Crafting Spin-State Switchable Strain Profiles within RbxCo[Fe(CN)6]y@KjNi[Cr(CN)6]k Heterostructures

Spin-transition heterostructures have shown promise for inducing large switchable stresses at the nanoscale with a volumetric work density similar to piezoelectrics, but before practical applications are feasible, how heterostructure interfaces and geometry influence the transmission of stress and, in return, how they affect the spin-transition actuator itself, must be better understood. Here, four series of cubic spin-transition Prussian blue analogue (PBA) core–shell heterostructures were developed in order to probe the scaling behavior of the strain induced in the shell by the spin transition of the core.
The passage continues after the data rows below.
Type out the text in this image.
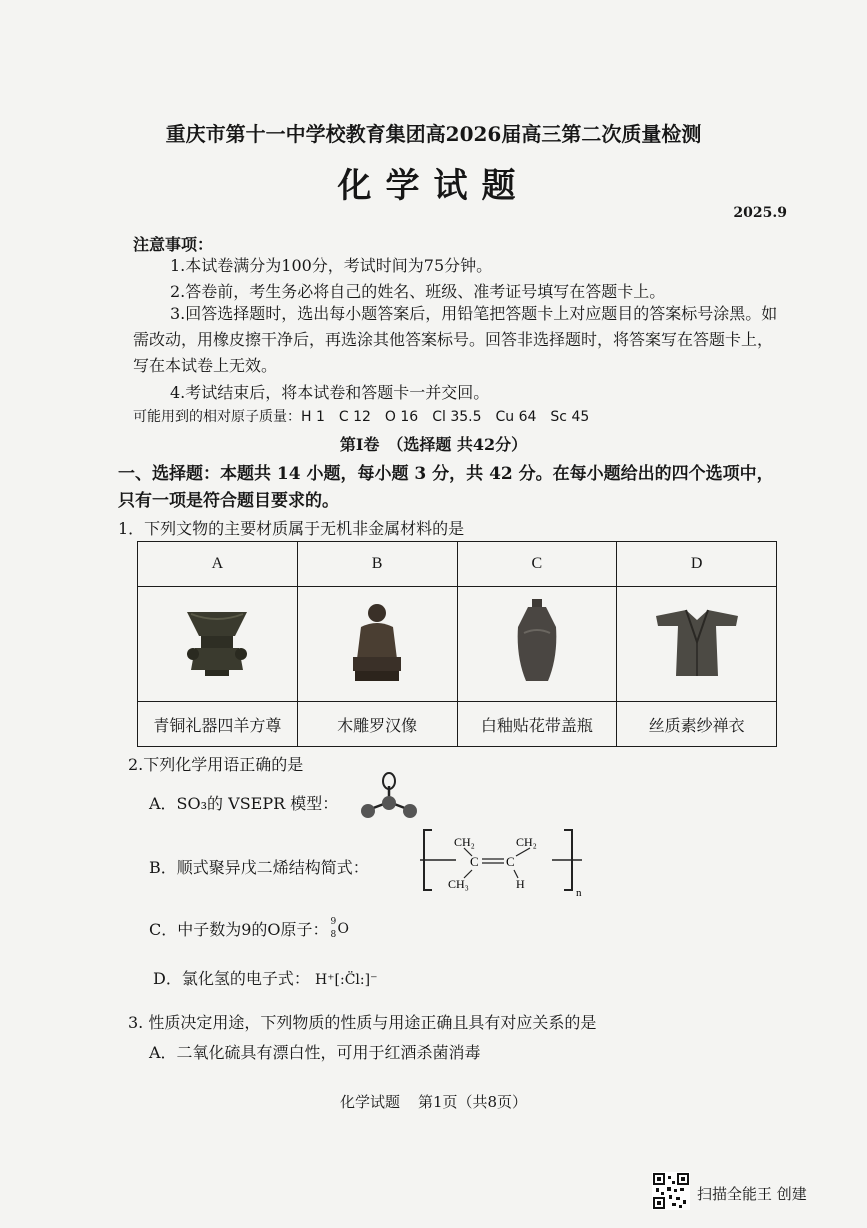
重庆市第十一中学校教育集团高2026届高三第二次质量检测
化学试题
2025.9
注意事项：
1.本试卷满分为100分，考试时间为75分钟。
2.答卷前，考生务必将自己的姓名、班级、准考证号填写在答题卡上。
3.回答选择题时，选出每小题答案后，用铅笔把答题卡上对应题目的答案标号涂黑。如需改动，用橡皮擦干净后，再选涂其他答案标号。回答非选择题时，将答案写在答题卡上，写在本试卷上无效。
4.考试结束后，将本试卷和答题卡一并交回。
可能用到的相对原子质量：H 1　C 12　O 16　Cl 35.5　Cu 64　Sc 45
第Ⅰ卷　（选择题 共42分）
一、选择题：本题共 14 小题，每小题 3 分，共 42 分。在每小题给出的四个选项中，只有一项是符合题目要求的。
1．下列文物的主要材质属于无机非金属材料的是
A	B	C	D

青铜礼器四羊方尊	木雕罗汉像	白釉贴花带盖瓶	丝质素纱禅衣
2.下列化学用语正确的是
A．SO₃的 VSEPR 模型：
B．顺式聚异戊二烯结构简式：
CH₂	CH₂
C C
CH₃	H
n
C．中子数为9的O原子： 9
8 O
D．氯化氢的电子式： H⁺[:C̈l:]⁻
3. 性质决定用途，下列物质的性质与用途正确且具有对应关系的是
A．二氧化硫具有漂白性，可用于红酒杀菌消毒
化学试题 第1页（共8页）
扫描全能王 创建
Cubic RbxCo[Fe(CN)6]y·nH2O (RbCoFe-PBA) particles ranging 100–600 nm were used to prepare separate series of RbxCo[Fe(CN)6]y·nH2O@KjNi[Cr(CN)6]k·mH2O (RbCoFe@KNiCr-PBA) core–shell particles with magnetic KNiCr-PBA shells ranging from 15 to 130 nm. A model fit to the strain-modified magnetization extracts the "strained volume" of the shell, and the results are compared with structural changes observed with powder X-ray diffraction. A linear relationship is found between the strained volume of the shell and the volume of the core for thicker shells, where the magnetic KNiCr-PBA shell is influenced to depths greater than 100 nm in response to the spin transition of the RbCoFe-PBA core. For thin shells, the relationship is more complicated, as the volume change in the actuating core and the strain it induces in the shell become interdependent and a function of shell thickness.